Только старшее поколение сотрудников «исторички» смерть Крестовской и обсуждало. Вспоминали наиболее блистательные ее партии, перемывали косточки обоим ее мужьям, спорили на вечную тему – были ли у балерины особые отношения со Сталиным, Берией и прочими... А Надина начальница, большая поклонница балета, даже собиралась на прощание с балериной, которое, как объявили по телевизору, предположительно пройдет в большом зале Дома искусств.

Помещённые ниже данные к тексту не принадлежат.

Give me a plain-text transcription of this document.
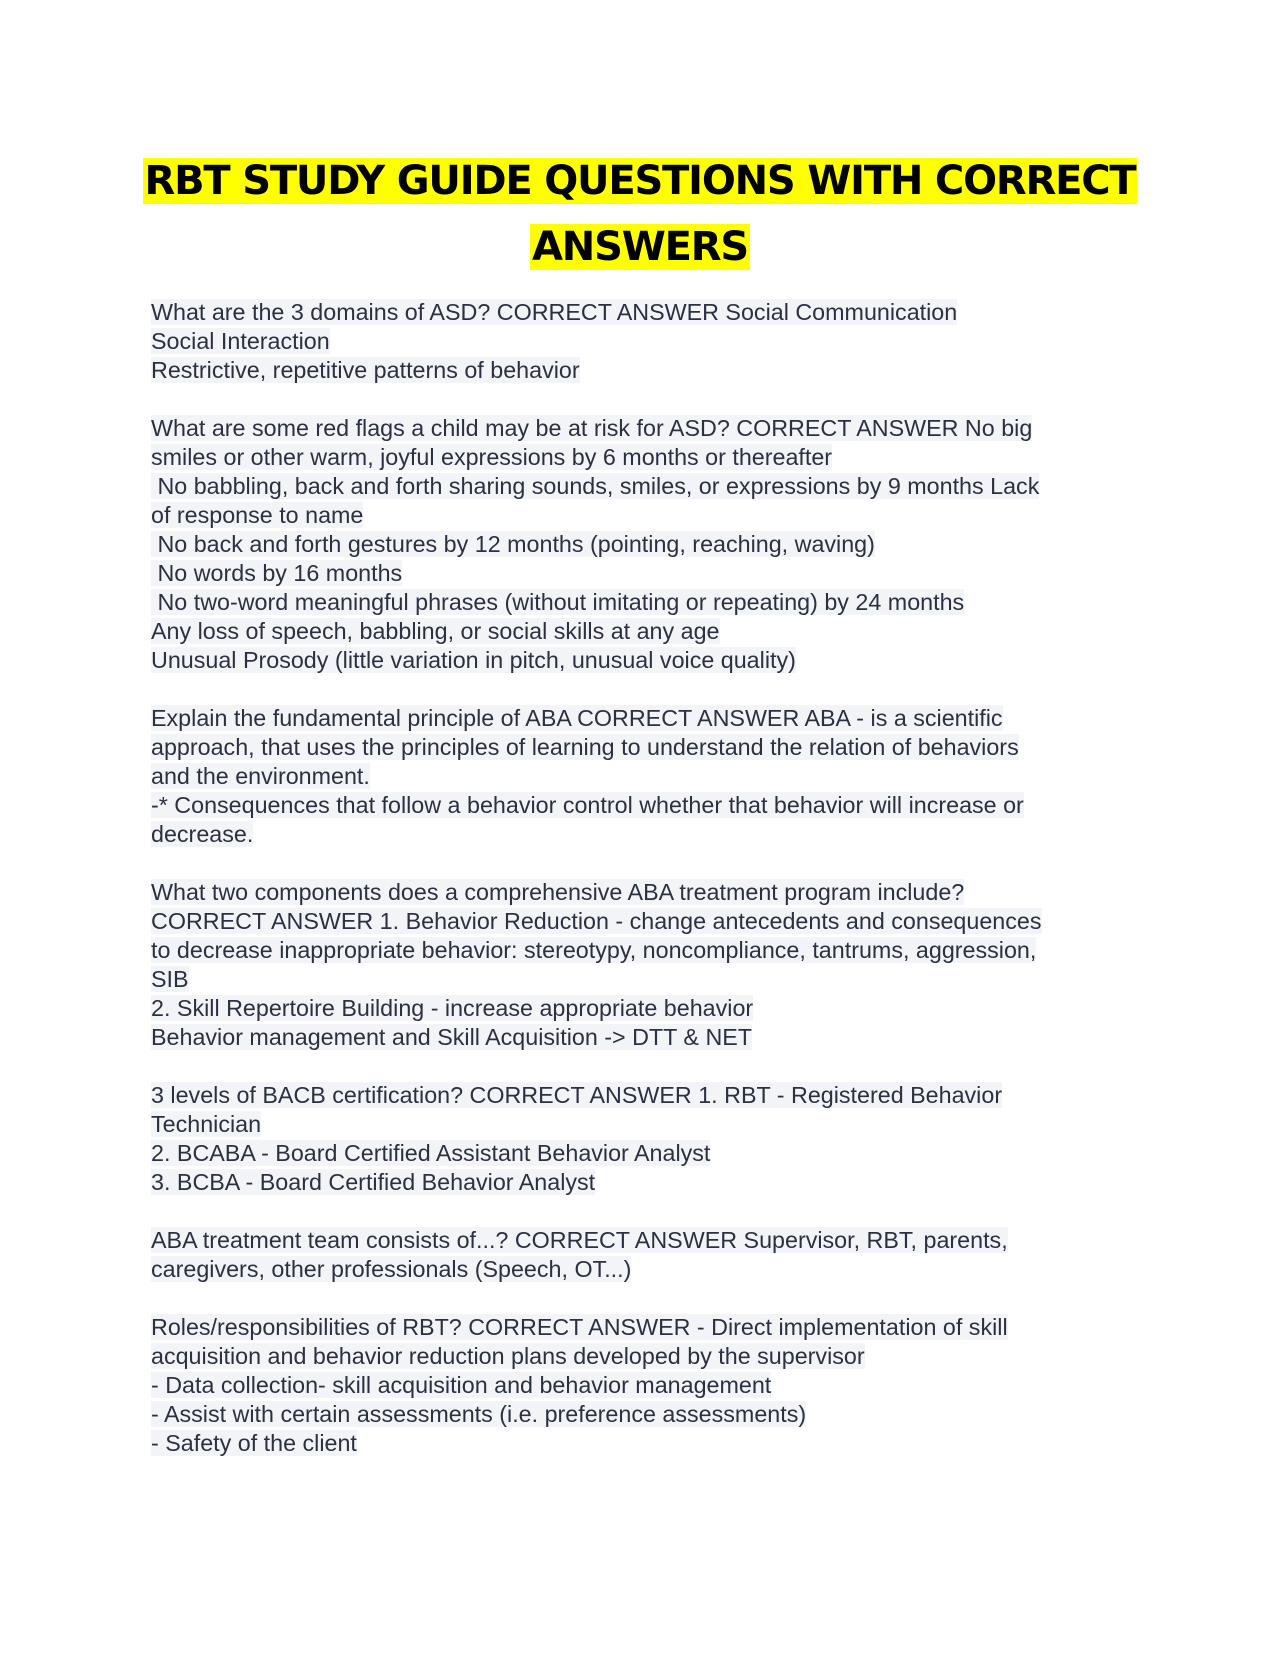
RBT STUDY GUIDE QUESTIONS WITH CORRECT
ANSWERS
What are the 3 domains of ASD? CORRECT ANSWER Social Communication
Social Interaction
Restrictive, repetitive patterns of behavior
What are some red flags a child may be at risk for ASD? CORRECT ANSWER No big
smiles or other warm, joyful expressions by 6 months or thereafter
No babbling, back and forth sharing sounds, smiles, or expressions by 9 months Lack
of response to name
No back and forth gestures by 12 months (pointing, reaching, waving)
No words by 16 months
No two-word meaningful phrases (without imitating or repeating) by 24 months
Any loss of speech, babbling, or social skills at any age
Unusual Prosody (little variation in pitch, unusual voice quality)
Explain the fundamental principle of ABA CORRECT ANSWER ABA - is a scientific
approach, that uses the principles of learning to understand the relation of behaviors
and the environment.
-* Consequences that follow a behavior control whether that behavior will increase or
decrease.
What two components does a comprehensive ABA treatment program include?
CORRECT ANSWER 1. Behavior Reduction - change antecedents and consequences
to decrease inappropriate behavior: stereotypy, noncompliance, tantrums, aggression,
SIB
2. Skill Repertoire Building - increase appropriate behavior
Behavior management and Skill Acquisition -> DTT & NET
3 levels of BACB certification? CORRECT ANSWER 1. RBT - Registered Behavior
Technician
2. BCABA - Board Certified Assistant Behavior Analyst
3. BCBA - Board Certified Behavior Analyst
ABA treatment team consists of...? CORRECT ANSWER Supervisor, RBT, parents,
caregivers, other professionals (Speech, OT...)
Roles/responsibilities of RBT? CORRECT ANSWER - Direct implementation of skill
acquisition and behavior reduction plans developed by the supervisor
- Data collection- skill acquisition and behavior management
- Assist with certain assessments (i.e. preference assessments)
- Safety of the client
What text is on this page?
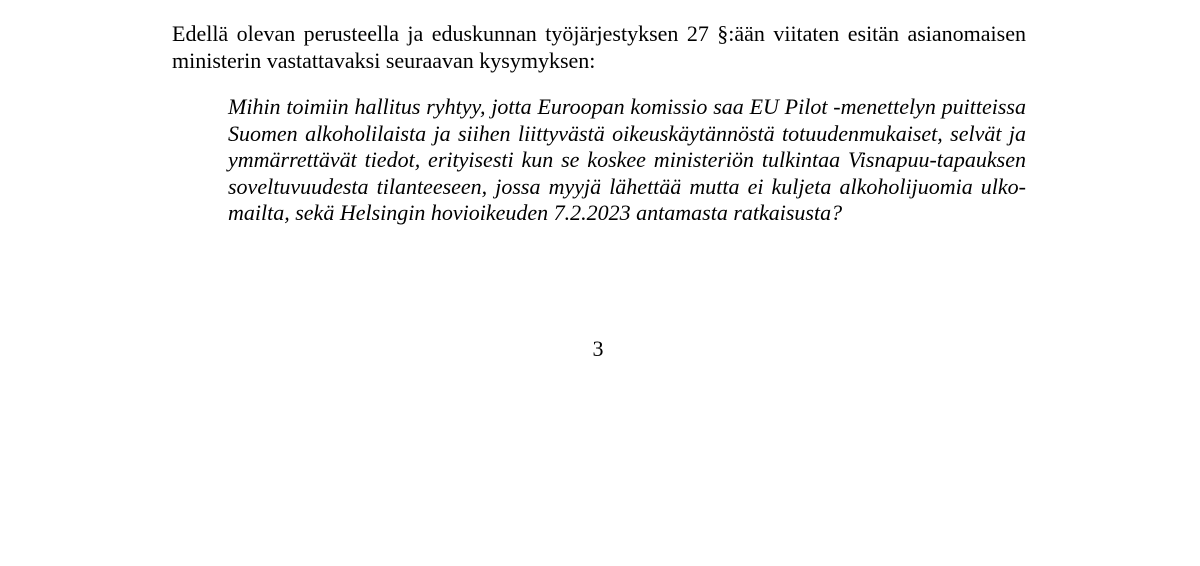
Edellä olevan perusteella ja eduskunnan työjärjestyksen 27 §:ään viitaten esitän asianomaisen
ministerin vastattavaksi seuraavan kysymyksen:

Mihin toimiin hallitus ryhtyy, jotta Euroopan komissio saa EU Pilot -menettelyn puitteissa
Suomen alkoholilaista ja siihen liittyvästä oikeuskäytännöstä totuudenmukaiset, selvät ja
ymmärrettävät tiedot, erityisesti kun se koskee ministeriön tulkintaa Visnapuu-tapauksen
soveltuvuudesta tilanteeseen, jossa myyjä lähettää mutta ei kuljeta alkoholijuomia ulko-
mailta, sekä Helsingin hovioikeuden 7.2.2023 antamasta ratkaisusta?

3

– Но зачем вам туда идти? – не выдержала Надя. – Вы ведь не родственники, не знакомые, даже на сцене ее никогда не видели!
Шефиня лишь вздохнула:
– Как бы тебе это объяснить, Надюшка... Я не с Крестовской прощаться пойду. А, говоря красиво, с целой эпохой. Ведь лучшие люди уходят, самые блистательные, самые интеллигентные. Сейчас таких уже не рождается.
Ох, какое у Митрофановой было искушение – брякнуть, словно бы между делом, что они с примой знакомы и даже вместе чаи совсем недавно распивали. Но она сдержалась, промолчала. А начальница, очень задумчиво, продолжила свой спич:
– И еще знаешь какая причина... В жизни мне поаплодировать ей не довелось, так хотя бы сейчас удастся, в первый и единственный раз. Артистов ведь в последний путь овацией провожают...
«А вы сентиментальны, милочка!» – едва не вырвалось у Надежды. Но, конечно, она снова прикусила язычок. Во-первых, злить начальницу глупо. А во-вторых – та права. Нет уже и никогда больше не будет таких женщин, как Лидия Михайловна, артистов, которые по доброй воле идут на фронт. Способны со сломанной в двух местах ногой блистательно отработать целый акт. Или, не задумываясь, жертвуют немалую часть своих сбережений, чтобы вернуть зрение совершенно чужому ей ребенку... (Митрофанова за последние дни узнала о балерине больше, чем иной профессиональный биограф.)